How To Help Your Child Cope With Bereavement

By Damsons, the future planning specialists


Losing a family pet is often the first time a child must come to terms with the reality of death, and for most, this is a big emotional adjustment. However, there are coping strategies and support groups that parents can use to help children deal with the loss of a loved one and help them move on in time.

Saying goodbye to a someone close to us is never easy, regardless of age, but the important thing for parents to remember is that you and your child are not alone. There are many support groups out there who can provide practical and emotional support to help you through this difficult period. Bereavement services can be contacted through your GP, local hospice, or the national Cruse helpline, who offer support to children, young people and adults.

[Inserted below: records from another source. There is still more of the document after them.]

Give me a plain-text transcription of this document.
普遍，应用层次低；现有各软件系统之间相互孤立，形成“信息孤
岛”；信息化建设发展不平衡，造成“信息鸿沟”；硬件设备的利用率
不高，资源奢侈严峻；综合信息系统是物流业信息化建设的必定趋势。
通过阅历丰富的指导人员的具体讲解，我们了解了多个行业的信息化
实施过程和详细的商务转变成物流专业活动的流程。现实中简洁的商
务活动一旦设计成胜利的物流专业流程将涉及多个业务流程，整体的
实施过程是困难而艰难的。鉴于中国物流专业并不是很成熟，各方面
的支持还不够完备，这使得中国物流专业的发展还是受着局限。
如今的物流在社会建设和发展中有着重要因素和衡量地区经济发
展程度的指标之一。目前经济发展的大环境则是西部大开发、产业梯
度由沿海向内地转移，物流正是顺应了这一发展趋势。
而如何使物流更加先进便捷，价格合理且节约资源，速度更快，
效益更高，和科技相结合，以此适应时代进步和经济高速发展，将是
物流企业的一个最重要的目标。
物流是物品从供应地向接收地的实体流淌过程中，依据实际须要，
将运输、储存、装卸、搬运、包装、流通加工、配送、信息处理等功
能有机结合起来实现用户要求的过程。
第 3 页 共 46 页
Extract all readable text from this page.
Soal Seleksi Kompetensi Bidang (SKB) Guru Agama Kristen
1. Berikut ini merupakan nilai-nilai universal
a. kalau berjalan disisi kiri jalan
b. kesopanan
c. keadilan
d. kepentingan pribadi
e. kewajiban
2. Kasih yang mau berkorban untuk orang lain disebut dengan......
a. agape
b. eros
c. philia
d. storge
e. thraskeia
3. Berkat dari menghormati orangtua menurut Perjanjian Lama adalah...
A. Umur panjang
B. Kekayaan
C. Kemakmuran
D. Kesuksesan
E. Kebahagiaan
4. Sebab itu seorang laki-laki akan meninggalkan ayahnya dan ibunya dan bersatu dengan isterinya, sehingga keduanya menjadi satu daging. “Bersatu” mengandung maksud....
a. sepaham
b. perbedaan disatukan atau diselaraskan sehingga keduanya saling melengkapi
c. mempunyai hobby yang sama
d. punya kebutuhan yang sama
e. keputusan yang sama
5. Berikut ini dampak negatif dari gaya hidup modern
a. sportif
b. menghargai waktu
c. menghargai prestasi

How a child will grieve depends on several things, including their age and understanding of the situation. So, parents shouldn’t be alarmed if their child displays a range of different behaviours.

Young children may be feeling sad but may not be able to process why, and so may continue to play as normal. Teenagers may also have their own way of coping and seek solace in peers of a similar age group.

The important thing for parents to remember is that there is no right or wrong way to grieve.

Every child will deal with bereavement differently but there are some simple things you can do to prepare a child for an up and coming loss to make the journey more manageable.

For many, a funeral marks the first step on the long road in front of them, marking a crucial time for families to accept what has happened and begin adapting to their new life ahead.

Involving children in the funeral plans provides an opportunity for them to say goodbye and remember that person in their own special way.


What can you do to help?

  • Inform the school so that teachers are aware of the home situation. Children of exam age can apply for an application for special consideration.
  • There is financial help available for those caring for a bereaved child, including child benefit, widowed parents allowance, guardian allowance and in some cases, a one-off bereavement payment.
  • For parents in employment, the ACAS has produced a guide for bereavement in the workplace.
  • Keep to every day routines to instil a sense of normality
  • Use books to help you explain the circle of life to younger children
  • Explain the situation to their teacher or care provider so they can adapt to behaviour changes
  • Encourage teenagers to keep up with their friendships and hobbies
  • Talk to them openly about what is happening so that they feel valued and included

It is a parent’s instinct to put their child’s needs first but it’s important that you consider your own feelings too. Whoever you have lost, whether it’s a partner, parent or family friend, you too will need support in order to be there for your child and allow you to also grieve.

Also providing support is the Child Bereavement Network, who offer pre-and post-bereavement care to help prepare children for losing a loved one and provides coping strategies for dealing with grief.